Azure Search exposes its own REST API which is a significantly different beast from ElasticSearch. For starters it means that established tooling such as NEST is not supported. A few people are trying to write their own libraries for Azure Search but these are in a very embryonic state and you’re left to work directly with the REST API.
One of the nicer features of ElasticSearch is that it takes care of mapping object schemas to the search engine. You just add documents and can tune the way they are indexed around the edges by adding mappings.
Azure Search takes a more rigid, contract-based approach. It demands that you explicitly create indexes for documents, complete with detailed field definitions. These Indexes cannot be inferred and have to be created before any documents can be uploaded.
This means that documents have to match the schema defined in the index. Non-key fields can be excluded but any unexpected fields will cause the document to be rejected with a Bad Request error.
You have to be pretty sure about the structure of your types before you index them as there’s no support for re-indexing when if want to update existing fields. You can create new fields but you have to add them to the schema before uploading the document.
Most of your search behaviour is defined at Index creation.
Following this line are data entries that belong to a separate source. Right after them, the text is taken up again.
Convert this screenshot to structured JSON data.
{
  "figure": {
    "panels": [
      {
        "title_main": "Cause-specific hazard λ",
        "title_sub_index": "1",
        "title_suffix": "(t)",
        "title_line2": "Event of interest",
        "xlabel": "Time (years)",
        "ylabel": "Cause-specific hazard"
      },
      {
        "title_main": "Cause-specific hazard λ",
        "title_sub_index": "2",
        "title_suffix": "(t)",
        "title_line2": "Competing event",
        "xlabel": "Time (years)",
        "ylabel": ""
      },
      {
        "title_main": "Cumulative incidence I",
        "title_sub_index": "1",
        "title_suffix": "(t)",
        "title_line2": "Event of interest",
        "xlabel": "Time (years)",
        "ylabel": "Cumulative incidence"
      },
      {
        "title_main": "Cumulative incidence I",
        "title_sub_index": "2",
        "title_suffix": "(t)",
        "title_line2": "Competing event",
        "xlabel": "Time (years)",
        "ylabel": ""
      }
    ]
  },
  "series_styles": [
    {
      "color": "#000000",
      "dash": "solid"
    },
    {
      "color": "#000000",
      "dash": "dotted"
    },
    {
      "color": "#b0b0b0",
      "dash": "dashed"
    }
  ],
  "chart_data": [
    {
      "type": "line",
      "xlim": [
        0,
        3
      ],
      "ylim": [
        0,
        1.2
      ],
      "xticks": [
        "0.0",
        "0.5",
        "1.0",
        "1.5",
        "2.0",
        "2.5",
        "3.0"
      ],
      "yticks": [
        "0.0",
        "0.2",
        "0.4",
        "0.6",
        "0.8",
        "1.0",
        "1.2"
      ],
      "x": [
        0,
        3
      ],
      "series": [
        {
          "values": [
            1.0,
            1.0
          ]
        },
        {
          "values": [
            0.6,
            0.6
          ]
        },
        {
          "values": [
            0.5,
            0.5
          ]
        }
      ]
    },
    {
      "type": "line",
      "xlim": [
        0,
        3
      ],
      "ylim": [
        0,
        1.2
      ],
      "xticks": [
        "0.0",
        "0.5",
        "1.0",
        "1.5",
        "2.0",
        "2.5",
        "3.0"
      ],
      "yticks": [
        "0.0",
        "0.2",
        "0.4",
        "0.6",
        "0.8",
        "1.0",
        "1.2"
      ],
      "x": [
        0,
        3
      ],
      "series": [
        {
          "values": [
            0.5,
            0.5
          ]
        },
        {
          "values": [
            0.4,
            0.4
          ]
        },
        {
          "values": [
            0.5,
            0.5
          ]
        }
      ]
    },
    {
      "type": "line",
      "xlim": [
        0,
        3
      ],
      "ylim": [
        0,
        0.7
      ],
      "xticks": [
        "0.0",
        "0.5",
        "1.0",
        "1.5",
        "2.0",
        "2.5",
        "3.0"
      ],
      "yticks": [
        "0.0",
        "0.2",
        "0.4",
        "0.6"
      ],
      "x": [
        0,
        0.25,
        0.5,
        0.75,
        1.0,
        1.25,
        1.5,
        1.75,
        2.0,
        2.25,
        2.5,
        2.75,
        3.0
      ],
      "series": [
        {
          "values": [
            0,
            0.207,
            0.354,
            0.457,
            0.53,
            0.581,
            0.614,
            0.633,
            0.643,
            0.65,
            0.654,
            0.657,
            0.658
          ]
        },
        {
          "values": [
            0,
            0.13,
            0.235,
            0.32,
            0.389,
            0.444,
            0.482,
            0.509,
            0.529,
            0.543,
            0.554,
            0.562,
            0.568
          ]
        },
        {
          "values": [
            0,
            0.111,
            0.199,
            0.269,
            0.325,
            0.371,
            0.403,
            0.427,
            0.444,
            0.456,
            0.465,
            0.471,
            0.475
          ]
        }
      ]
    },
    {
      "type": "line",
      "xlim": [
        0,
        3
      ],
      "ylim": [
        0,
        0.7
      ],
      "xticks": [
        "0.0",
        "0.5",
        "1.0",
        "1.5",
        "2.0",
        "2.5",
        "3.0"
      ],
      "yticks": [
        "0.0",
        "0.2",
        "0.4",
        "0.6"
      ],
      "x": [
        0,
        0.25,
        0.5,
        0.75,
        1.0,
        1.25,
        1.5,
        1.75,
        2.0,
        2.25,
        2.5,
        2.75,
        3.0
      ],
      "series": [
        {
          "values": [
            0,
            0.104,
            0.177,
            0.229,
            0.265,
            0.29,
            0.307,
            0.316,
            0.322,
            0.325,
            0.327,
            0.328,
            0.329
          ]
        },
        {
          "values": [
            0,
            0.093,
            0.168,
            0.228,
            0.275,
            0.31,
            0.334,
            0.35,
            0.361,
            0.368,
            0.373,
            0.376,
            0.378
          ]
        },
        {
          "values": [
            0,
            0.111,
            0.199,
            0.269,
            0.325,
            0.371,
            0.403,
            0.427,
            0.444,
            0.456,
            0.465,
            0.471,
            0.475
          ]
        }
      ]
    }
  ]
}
This is the point at which you have to decide whether you want a field to be searchable, sortable or to support facets. Other features such as tweaking the search scoring or figuring out which fields to include in suggestions can be set as you go along, though not to the same level of eye-watering depth supported by ElasticSearch.
This rigid adherence to a schema can be quite a limitation, particularly if you have a large collection on your hands. However, the implication is that this may be improved in the future as Microsoft’s documentation makes heavy use of the word “currently” when describing schema updates:
“Currently, there is limited support for index schema updates. Any schema updates that would require re-indexing such as changing field types are not currently supported. “
The support for data types is limited to the main primitive data types and there’s no support for the arrays, objects or nested types found in ElasticSearch. This does rather limit what can be done with a schema as they can be little more than highly indexed database tables.
Beyond the basic types they have thrown in string collections and geo-locations. The inclusion of these are indicative of the kind of scenarios that the service is aimed at, i.e. social content and simple eCommerce. For example, their published case studies include Autotrader.ca who have used the service to provide a mobile vehicle search and Photosynth who index images associated with tags and a geolocation. Azure Search is an abstraction that seems to mask a great deal of functional complexity in return for a simple learning curve.
Azure Search does not expose ElasticSearch’s search interface where complex queries can be passed in a request body. A simple query string syntax is exposed for basic text search and any more structured queries can be supported via an OData implementation. Well, this is Microsoft.
Most high-level search features can be accessed through this interface, such as partial or fuzzy matching, language awareness, hit highlighting, facets and suggestions. However, many of the more advanced features of ElasticSearch are not exposed as word proximity and fine-grained control over relevance. The focus is on providing search for simple, one-dimensional entities rather than complex document storage and retrieval.
What’s the appeal?
Why bother with Azure Search if it’s just a dumbed-down version of ElasticSearch with rigid schemas?
From a functional point of view there’s not a great deal to recommend Azure Search unless you have very simple search requirements. It also helps if you’re committed to the Azure infrastructure as the indexer functionality that streamlines data source integration only currently works with Azure-based data , i.e. SQL Azure and DocumentDB.
The main win here seems to be the PaaS argument, i.e. it saves you from having to set up, manage and fine tune a search infrastructure that can provide elastic scale. You don’t need to worry about sharding or esoteric tuning features. The trade-off is that you accept rigid schemas and a more limited search API.
This is quite a bonus, as a fully elastic search infrastructure is not trivial to set up and run with ElasticSearch. That said Azure Search feels like a service very much in its infancy. I even managed to elicit a default ASP error page from one badly-formatted request. It will need some maturing time and schema flexibility before it can provide a search beyond a narrow set of simple use cases.